このあらすじだけを読むとおよそ短編小説とは思えないほどの壮大さがあり「これにきちんとオチがつくのか」と不安になるかもしれないが、安心してほしい。タイトルに込められた意味も含め、傑作短編集のラストにふさわしい上質なミステリーとなっている。
語りたい魅力とミステリー史を少々
察しの良い読者は気づいているかもしれない。この2つの短編の中心となっているのは「受験戦争(中学受験)」と「ユーチューバー」であり、多くの人の関心を集める分野だ。この短編も同様だ。「リモート飲み会」「マッチングアプリ」など、この数年で一気に普及した営みやサービスなどが盛り込まれている。これらをうまく駆使し「なるほど!」と言いたくなる仕掛けが施されているのは、読者への快感を提供すると同時に問題提起にもなっている。
純文学はもちろんのことSFも社会に対する問題提起の役割を担うことがある。ミステリーで言えばジャンル的には「社会派」と呼ばれる分野が該当するだろう。また、そうでなくても八十年代やゼロ年代のミステリーにも「二重人格」や(ゲーム全盛期の影響を受けた)「仮想現実」などの影響も見られる。

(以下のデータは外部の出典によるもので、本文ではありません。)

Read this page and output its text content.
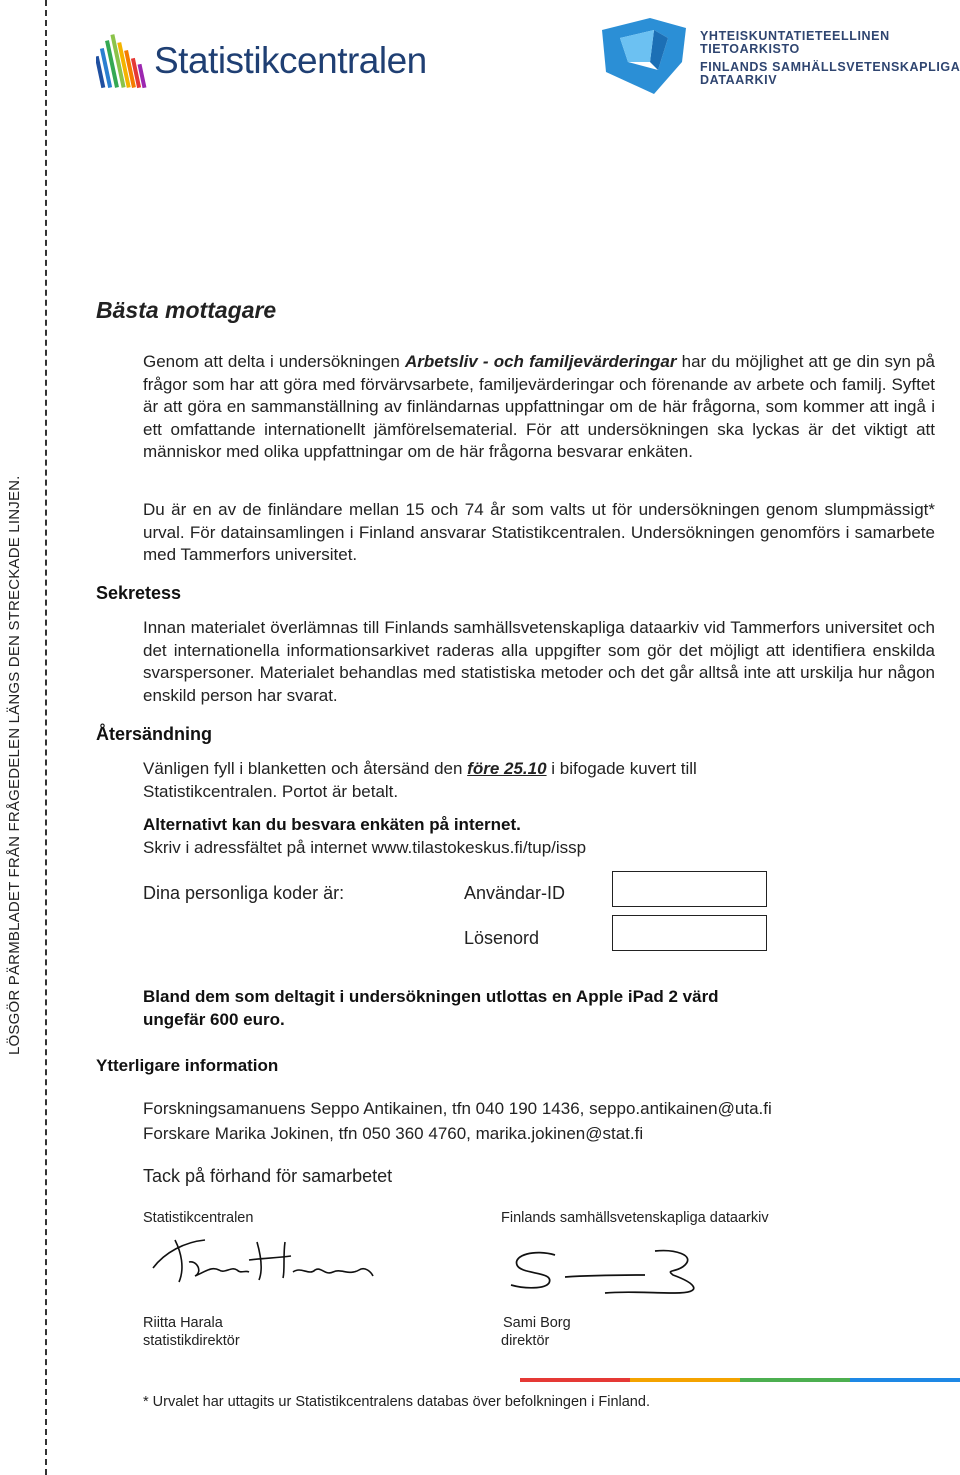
LÖSGÖR PÄRMBLADET FRÅN FRÅGEDELEN LÄNGS DEN STRECKADE LINJEN.
Statistikcentralen
YHTEISKUNTATIETEELLINEN
TIETOARKISTO
FINLANDS SAMHÄLLSVETENSKAPLIGA
DATAARKIV
Bästa mottagare
Genom att delta i undersökningen Arbetsliv - och familjevärderingar har du möjlighet att ge din syn på frågor som har att göra med förvärvsarbete, familjevärderingar och förenande av arbete och familj. Syftet är att göra en sammanställning av finländarnas uppfattningar om de här frågorna, som kommer att ingå i ett omfattande internationellt jämförelsematerial. För att undersökningen ska lyckas är det viktigt att människor med olika uppfattningar om de här frågorna besvarar enkäten.
Du är en av de finländare mellan 15 och 74 år som valts ut för undersökningen genom slumpmässigt* urval. För datainsamlingen i Finland ansvarar Statistikcentralen. Undersökningen genomförs i samarbete med Tammerfors universitet.
Sekretess
Innan materialet överlämnas till Finlands samhällsvetenskapliga dataarkiv vid Tammerfors universitet och det internationella informationsarkivet raderas alla uppgifter som gör det möjligt att identifiera enskilda svarspersoner. Materialet behandlas med statistiska metoder och det går alltså inte att urskilja hur någon enskild person har svarat.
Återsändning
Vänligen fyll i blanketten och återsänd den före 25.10 i bifogade kuvert till
Statistikcentralen. Portot är betalt.
Alternativt kan du besvara enkäten på internet.
Skriv i adressfältet på internet www.tilastokeskus.fi/tup/issp
Dina personliga koder är:	Användar-ID
Lösenord
Bland dem som deltagit i undersökningen utlottas en Apple iPad 2 värd
ungefär 600 euro.
Ytterligare information
Forskningsamanuens Seppo Antikainen, tfn 040 190 1436, seppo.antikainen@uta.fi
Forskare Marika Jokinen, tfn 050 360 4760, marika.jokinen@stat.fi
Tack på förhand för samarbetet
Statistikcentralen	Finlands samhällsvetenskapliga dataarkiv
Riitta Harala
statistikdirektör
Sami Borg
direktör
* Urvalet har uttagits ur Statistikcentralens databas över befolkningen i Finland.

しかしミステリーの読者も一枚岩ではない。ミステリー好きといっても誰もがヴァン・ダインを読んでいるわけではない。知る人ぞ知るミステリー作家の清涼院流水の作品が皆に絶賛されているわけではない。そのような意味で、現代という時代を反映し、華麗な伏線を仕掛ける本作は多くの人にオススメできる一冊だ。「ギミックが好き」であれば「社会派」へ、「謎解きの仕掛けが好き」であれば「新本格」と呼ばれる作品群に手を伸ばしてほしいと思う。読みやすくて、面白い。小説として最も重要な二つの要素が一つの作品として結実している。これを傑作と言わずして何と呼べるのか。
さらに言えば、この短編集は映画化される予定らしいが、メディアが違う以上、この作品群をどのように一つの作品にするのだろうか。そういった点も今から非常に楽しみだ。